Reconozco a Scott por la fotografía. Tiene a Cami sujeta ante él, y le está apoyando un cuchillo en el cuello. Le tiemblan las manos y está sudando a mares. Está aterrorizado, lo que hace que sea mucho más peligroso.

Cami está en silencio, con la cabeza apoyada en la asquerosa camisa de ese hombre. Su precioso cuello está extendido y tiene la cara vuelta hacia el techo. Tiene las manos atadas, los ojos vendados y la boca amordazada. La única ventaja de todo esto es que no le veo los ojos. Si me hubiera mirado asustada, habría perdido el control. Y necesito mantenerlo, ahora más que nunca. Necesito blindarlo.

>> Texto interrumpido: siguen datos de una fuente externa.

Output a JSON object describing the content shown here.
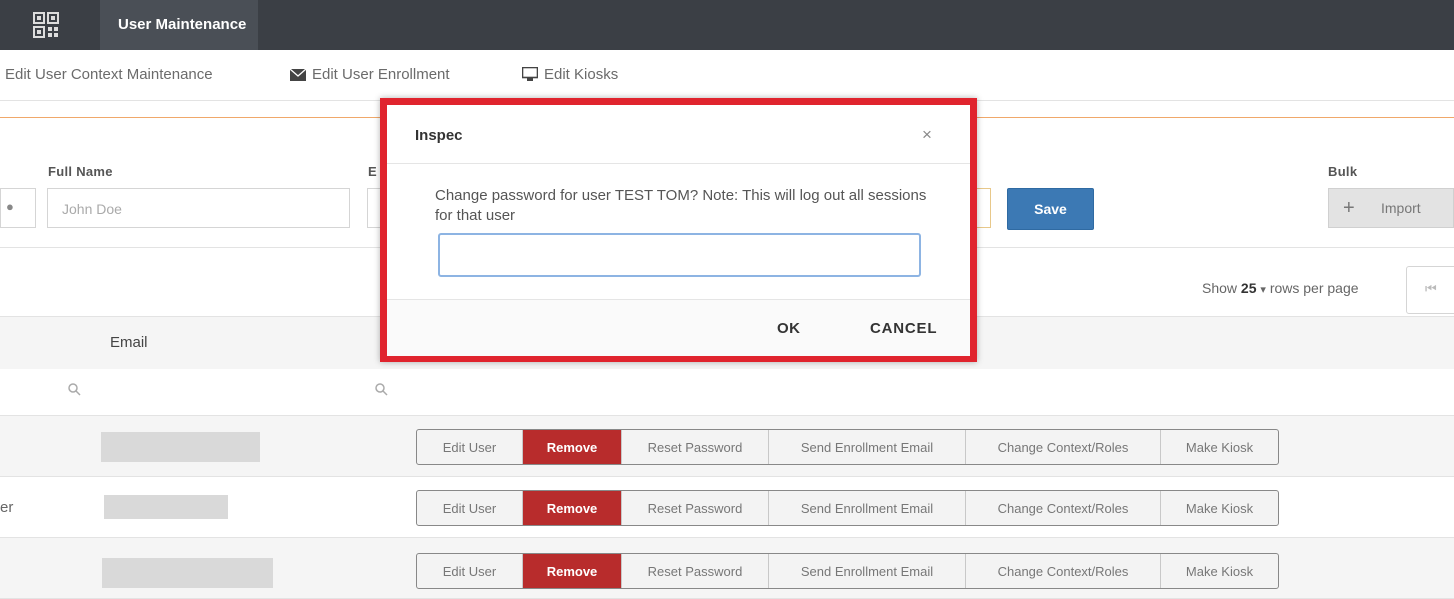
{
  "header": {
    "title": "User Maintenance",
    "app_icon": "qr-grid-icon"
  },
  "nav": {
    "items": [
      {
        "label": "Edit User Context Maintenance"
      },
      {
        "label": "Edit User Enrollment",
        "icon": "envelope-icon"
      },
      {
        "label": "Edit Kiosks",
        "icon": "monitor-icon"
      }
    ]
  },
  "form": {
    "full_name_label": "Full Name",
    "full_name_placeholder": "John Doe",
    "email_label_partial": "E",
    "save_label": "Save",
    "bulk_label": "Bulk",
    "bulk_plus": "+",
    "bulk_import": "Import"
  },
  "pagination": {
    "show": "Show",
    "rows": "25",
    "caret": "▾",
    "suffix": "rows per page",
    "first": "⏮"
  },
  "table": {
    "email_header": "Email",
    "row_partial_text": "er",
    "actions": [
      "Edit User",
      "Remove",
      "Reset Password",
      "Send Enrollment Email",
      "Change Context/Roles",
      "Make Kiosk"
    ]
  },
  "modal": {
    "title": "Inspec",
    "close": "×",
    "message": "Change password for user TEST TOM? Note: This will log out all sessions for that user",
    "input_value": "",
    "ok": "OK",
    "cancel": "CANCEL"
  },
  "colors": {
    "topbar": "#3b3f45",
    "save": "#3c79b4",
    "remove": "#b82c2c",
    "highlight": "#e0242e"
  }
}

—¡Le rebanaré el cuello! —grita Scott, retrocediendo y llevándose a Cami consigo. Ella resbala y sus pies arrastran por el suelo polvoriento—. ¡Lo haré!

Lo miro a los ojos, sin apartar la vista de ellos ni un instante. Los ojos nos dan mucha información sobre una persona. En los de Scott veo el mal, además del miedo. No tengo ninguna duda de que este hombre es culpable de todos los crímenes de los que se lo acusa.

«Violación.»

Esa idea me desconcentra por un instante, ya que tengo que pestañear para apartar de mi mente las imágenes. Si se le ha ocurrido aunque sólo sea pensar en ello, yo…

Me obligo a centrarme.

—¿Para quién trabajas? —le pregunto con la voz calmada y la pistola baja pero preparada. Ese tipo es una escoria sin cerebro. No sería capaz de organizar un secuestro.

—No te diré nada.

—¿Cómo te comunicas con él?

—Que te jodan.

Retrocede un poco más, con la cara pegada a la de Cami, respirándole encima. Ella hace una mueca de asco cuando su saliva le salpica el rostro, y vuelvo a desconcentrarme. Está a seis metros de mí, pero no puedo llegar a ella. La hoja del cuchillo que se clava en su cuello, que late mientras respira, está llena de suciedad. El mango está torcido y oxidado. Ese cuchillo no corta, sierra.

Trago saliva con dificultad y agarro con más fuerza la Heckler.

—Cometiste una estupidez muy grande cuando aceptaste este trabajo —le digo, impregnando mi voz con un tono amenazador que no debería subestimar. Ladeo la cabeza, desenfocando la visión de Cami. Las mejillas me palpitan, tensas, cuando aprieto las muelas—. Muy muy grande —murmuro.

Veo que se da cuenta de lo seria que es mi amenaza cuando un espasmo de su mano hace que el cuchillo se clave en el cuello de Cami, lo que provoca que escape un murmullo de su boca y una gota de sangre de su piel; una gota que se desliza cuello abajo.

La furia se apodera de mí, profunda, pura, abrasadora.

Doy un paso adelante, sintiendo cómo me consume; la sangre me arde en las venas.

«Calma…

»Tengo… que… mantener… la… calma.»

Lo que no es fácil cuando me estoy preparando para el disparo más importante de mi vida.

—¡Atrás! —exclama Scott aterrorizado.

—Adiós. —Cierro un ojo, levanto la mano y aprieto el gatillo.

¡Bang!

Veo la bala y la observo cruzar el aire en dirección a mi objetivo. Me estremezco al comprobar que le he dado en medio de la frente. El tipo se desploma salpicando de sangre la cara de Cami.